I last posted in April about the seeming demise of doomers, then I went dark. Sorry about that. No good excuse -- except we were getting squared with our doctors so we could travel to the north from SoCal and we did go to Laughlin and Las Vegas and Zion NP and Cedar City in June/July. But I found that increase in altitude was a problem for me, so we came back to base camp and settled in to the heat and more doctor visits.
I made a big decision. I gave up drinking alchoholic beverages. Not sure if that was the root of my problem, but at least I now have more clear-head time and the need to keep from getting bored. So I am finally caught up on little things and it is time to get back to big matters, like the fate of the world!!
What with ISIS and Ebola and the whacko dollar and world economy and such, there does not seem to be much lack of Cats chasing the earth across the floor, batting it about like a ball of yarn. Long ago I decided I had misnamed this blog, calling it Three Cats: resource depletion, population overshoot, and climate change. But it is hard to count the correct number of catastrophies waiting out there, whether real or imagined. So I will continue to blame the collective set of problems faced by the human race on the original three. All the others derive from the original three anyway.

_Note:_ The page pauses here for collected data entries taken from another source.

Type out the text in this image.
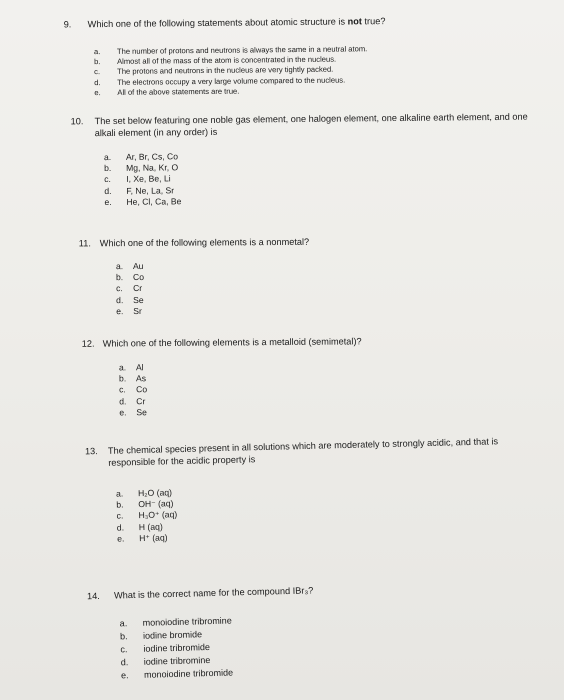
9. Which one of the following statements about atomic structure is not true?
a. The number of protons and neutrons is always the same in a neutral atom.
b. Almost all of the mass of the atom is concentrated in the nucleus.
c. The protons and neutrons in the nucleus are very tightly packed.
d. The electrons occupy a very large volume compared to the nucleus.
e. All of the above statements are true.
10. The set below featuring one noble gas element, one halogen element, one alkaline earth element, and one alkali element (in any order) is
a. Ar, Br, Cs, Co
b. Mg, Na, Kr, O
c. I, Xe, Be, Li
d. F, Ne, La, Sr
e. He, Cl, Ca, Be
11. Which one of the following elements is a nonmetal?
a. Au
b. Co
c. Cr
d. Se
e. Sr
12. Which one of the following elements is a metalloid (semimetal)?
a. Al
b. As
c. Co
d. Cr
e. Se
13. The chemical species present in all solutions which are moderately to strongly acidic, and that is responsible for the acidic property is
a. H₂O (aq)
b. OH⁻ (aq)
c. H₃O⁺ (aq)
d. H (aq)
e. H⁺ (aq)
14. What is the correct name for the compound IBr₃?
a. monoiodine tribromine
b. iodine bromide
c. iodine tribromide
d. iodine tribromine
e. monoiodine tribromide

I have begun to focus on analysis of today's news as reported by Chris Martenson in PeakProsperity and a philosophical view of humankind as reported by John Michael Greer in The Archdruid Report with inputs from PeakOil, Resilience, and other such blogs. I watch PBS and CNBC to get the Main-Stream view of the world -- I do not watch the inflammatory news from FOX and cable feeds. My youngest son says I am a fool for believing all that doomer stuff and argues against it. My two older children (old enough to be grandparents, but not there yet) are more sanguine about my views, maybe attributing them to the expected effects of my aging.
I have a trait in my makeup that is both a blessing and a pain. I have a very good long term memory. I have helped it by keeping copies of web-pages and articles since the year 2000, so I can go back and see what was being said in those times. The pain comes when I try to tell someone how it really was back then -- too many just do not want to hear. They just call me opinionated and ignore me, like my youngest son (now 53).
I should quit ranting and just report on what seems important to me now.